The Cubies’ ABC (1913)

The 1913 Armory Show in New York City introduced the American public to the works of “a number of foreign artists,” as the journalist Frederick James Gregg wrote at the time, “who, though they are well known in Europe, are for the most part but names to New York and America”. These unfamiliar foreign artists included not only indisputably cutting-edge Cubists and Futurists, such as Braque, Picasso, Brancusi, and Duchamp. This was also the first time most Americans had the chance to see paintings by a number of 19th-century painters long become canonical in Europe — among others Ingres, Delacroix, Cézanne, Gauguin, and Van Gogh.

In the face of all this novelty, the public was confused, dismissive, and more than occasionally outraged. When, for example, a New York Times questionnaire asked an anonymous American artist for a “straight-from-the-shoulder opinion on the Cubists and the Futurists,” he replied:

The Cubists and the Futurists simply abolish the art of painting. They deny not only any representation of nature, but also any known or traditional form of decoration. They maintain that they have invented a symbolism which expresses their individuality, or as they say, their souls. If they have really expressed their souls in the things they show us, God help their souls!

We tend to forget, now that the Cubists and Futurists have become as integral to the history of art as the painters of the Dutch Golden Age and the Italian Renaissance, how hostile most people — even most artists — felt toward the non-representational innovations of the artists on display at the Armory.

For every open-minded viewer like William Carlos Williams, who later said he was “tremendously stirred” by what the show represented, there were dozens who felt more like the anonymous American quoted above — or like Mary Mills and Earl Harvey Lyall, who immortalized their disgust with “the Cubies”, stars of a novel alphabet book published sometime before the end of 1913.
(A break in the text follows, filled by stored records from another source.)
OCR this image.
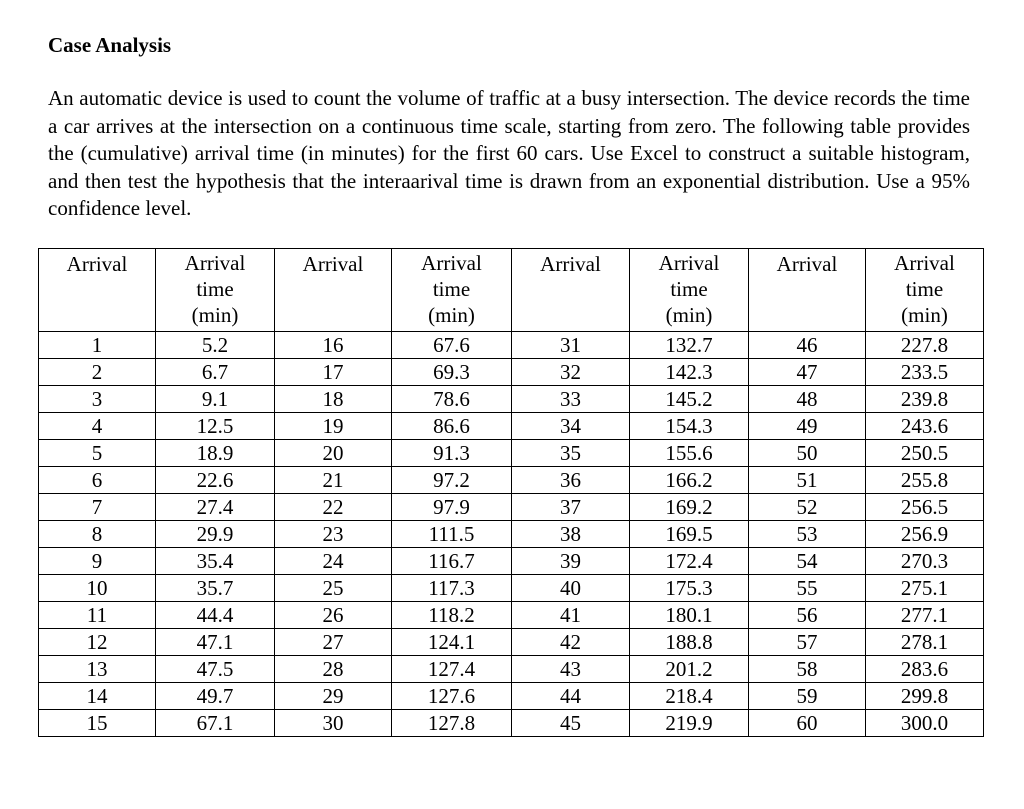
Case Analysis
An automatic device is used to count the volume of traffic at a busy intersection. The device records the time a car arrives at the intersection on a continuous time scale, starting from zero. The following table provides the (cumulative) arrival time (in minutes) for the first 60 cars. Use Excel to construct a suitable histogram, and then test the hypothesis that the interaarival time is drawn from an exponential distribution. Use a 95% confidence level.
Arrival	Arrival
time
(min)	Arrival	Arrival
time
(min)	Arrival	Arrival
time
(min)	Arrival	Arrival
time
(min)

1	5.2	16	67.6	31	132.7	46	227.8
2	6.7	17	69.3	32	142.3	47	233.5
3	9.1	18	78.6	33	145.2	48	239.8
4	12.5	19	86.6	34	154.3	49	243.6
5	18.9	20	91.3	35	155.6	50	250.5
6	22.6	21	97.2	36	166.2	51	255.8
7	27.4	22	97.9	37	169.2	52	256.5
8	29.9	23	111.5	38	169.5	53	256.9
9	35.4	24	116.7	39	172.4	54	270.3
10	35.7	25	117.3	40	175.3	55	275.1
11	44.4	26	118.2	41	180.1	56	277.1
12	47.1	27	124.1	42	188.8	57	278.1
13	47.5	28	127.4	43	201.2	58	283.6
14	49.7	29	127.6	44	218.4	59	299.8
15	67.1	30	127.8	45	219.9	60	300.0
The mean-spirited, if sometimes hilarious, text of The Cubies’ ABC was composed by Mary (1879–1963), about whom nothing is known. The equally mean-spirited, if somewhat cutesy, illustrations were done by her architect husband, Earl (1877–1932).
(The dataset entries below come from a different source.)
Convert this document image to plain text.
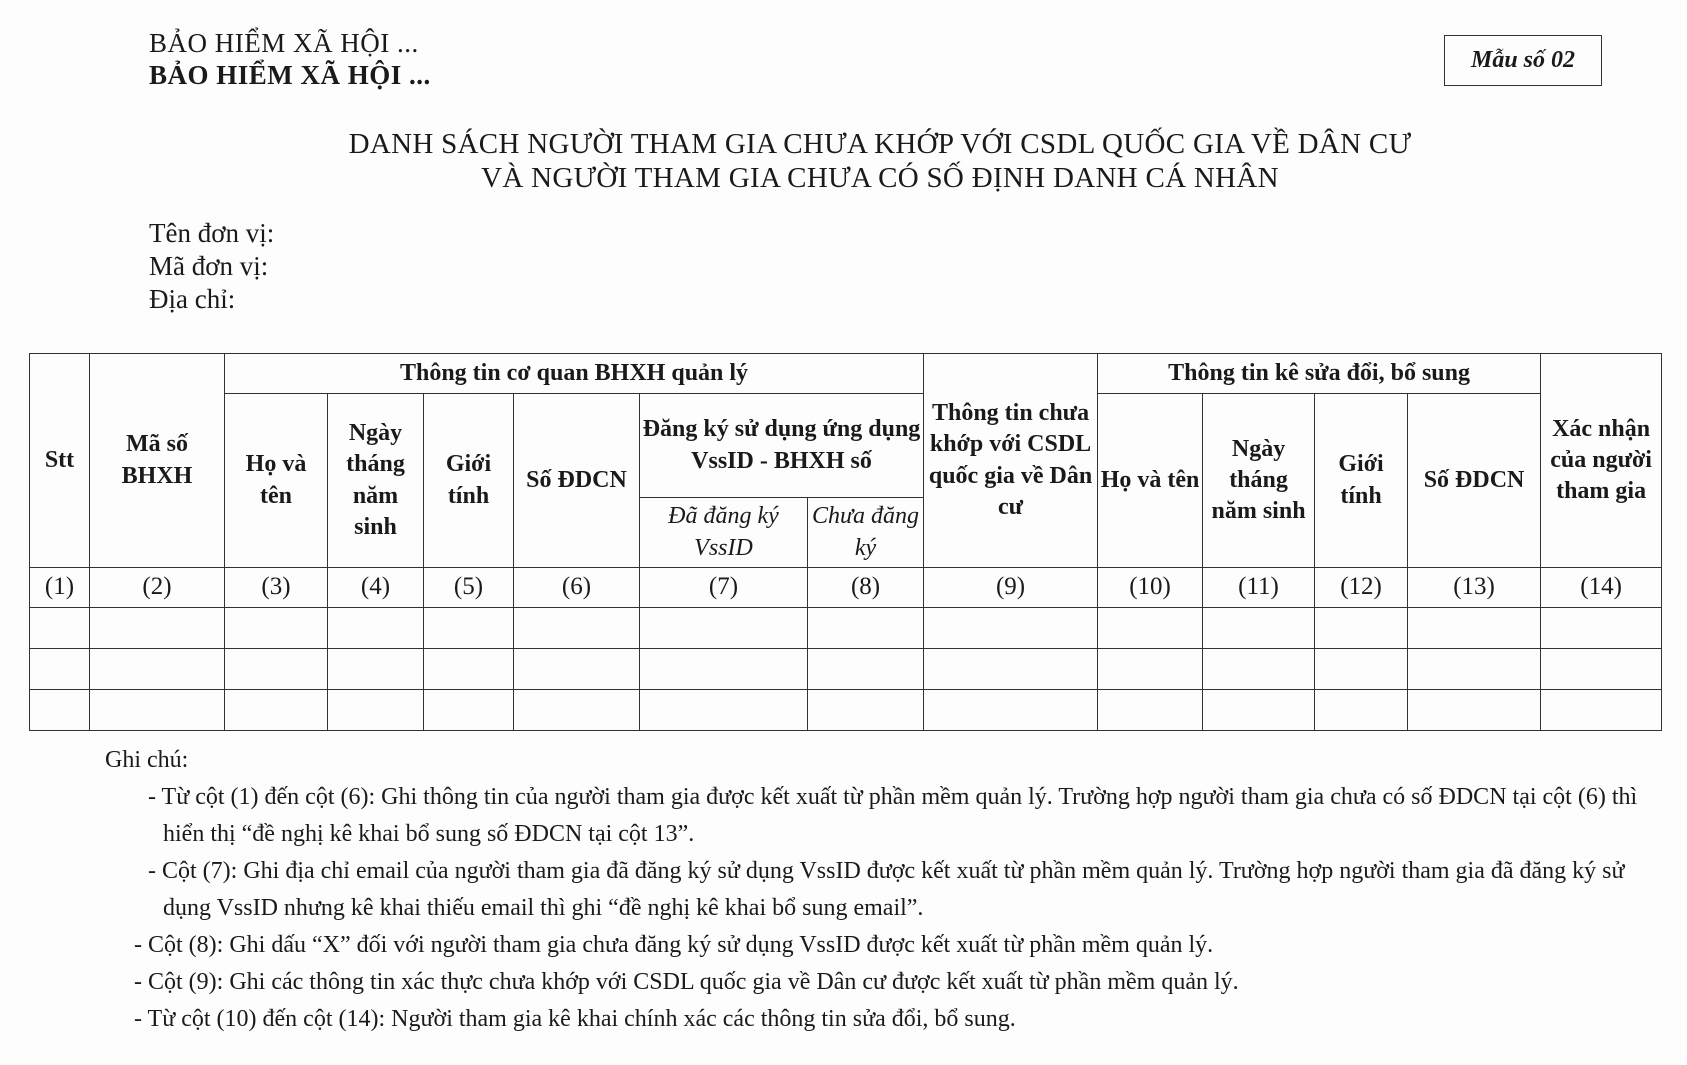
BẢO HIỂM XÃ HỘI ...
BẢO HIỂM XÃ HỘI ...	Mẫu số 02
DANH SÁCH NGƯỜI THAM GIA CHƯA KHỚP VỚI CSDL QUỐC GIA VỀ DÂN CƯ
VÀ NGƯỜI THAM GIA CHƯA CÓ SỐ ĐỊNH DANH CÁ NHÂN
Tên đơn vị:
Mã đơn vị:
Địa chỉ:
Stt	Mã số BHXH	Thông tin cơ quan BHXH quản lý						Thông tin chưa khớp với CSDL quốc gia về Dân cư	Thông tin kê sửa đổi, bổ sung				Xác nhận của người tham gia
		Họ và tên	Ngày tháng năm sinh	Giới tính	Số ĐDCN	Đăng ký sử dụng ứng dụng VssID - BHXH số			Họ và tên	Ngày tháng năm sinh	Giới tính	Số ĐDCN	
						Đã đăng ký VssID	Chưa đăng ký						
(1)	(2)	(3)	(4)	(5)	(6)	(7)	(8)	(9)	(10)	(11)	(12)	(13)	(14)

Ghi chú:
- Từ cột (1) đến cột (6): Ghi thông tin của người tham gia được kết xuất từ phần mềm quản lý. Trường hợp người tham gia chưa có số ĐDCN tại cột (6) thì hiển thị “đề nghị kê khai bổ sung số ĐDCN tại cột 13”.
- Cột (7): Ghi địa chỉ email của người tham gia đã đăng ký sử dụng VssID được kết xuất từ phần mềm quản lý. Trường hợp người tham gia đã đăng ký sử dụng VssID nhưng kê khai thiếu email thì ghi “đề nghị kê khai bổ sung email”.
- Cột (8): Ghi dấu “X” đối với người tham gia chưa đăng ký sử dụng VssID được kết xuất từ phần mềm quản lý.
- Cột (9): Ghi các thông tin xác thực chưa khớp với CSDL quốc gia về Dân cư được kết xuất từ phần mềm quản lý.
- Từ cột (10) đến cột (14): Người tham gia kê khai chính xác các thông tin sửa đổi, bổ sung.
Mary’s poems primarily take aim at the artists featured in the Armory Show:

B is for Beauty as Brancusi views it.
(The Cubies all vow he and Braque take the Bun.)
First you seize all that’s plain to the eye, then you lose it;
Next you search for the Soul and proceed to abuse it.
        (They tell me it’s easy and no end of fun.)
D is for Duchamp, the Deep-Dyed Deceiver,
Who, drawing accordeons [sic], labels them stairs,
With a lady that must have been done in a fever,—
His model won’t see her, we trust, it would grieve her!—
        (Should the stairway collapse, Cubie’s good at repairs.)

But she also saves some abuse for Gertrude Stein (“Eloquent scribe of the Futurist soul”) and reckons, fairly honestly, with the fear that anti-modern “standpatters” such as the Lyalls felt on seeing the Armory Show:

Q’s for the Queerness we Stand-patters feel
When Progressive young Cubies start Art reformation.
They’re strong on Initiative, praise the Square Deal:
“Though the Cubic is best!” they aggressively squeal:
        “Painting things as you see them is rank deformation!”

Within a few decades, of course, the non-representational art many Americans thought was an aberration had become the norm on both sides of the Atlantic. To quote Frederick James Gregg, summing up the whole Armory affair in Harper’s Weekly only a few weeks after the show opened: “The moral is that there is nothing final in art, no last word, and that the main thing is not to be taken in on one hand, and not to be blind on the other.”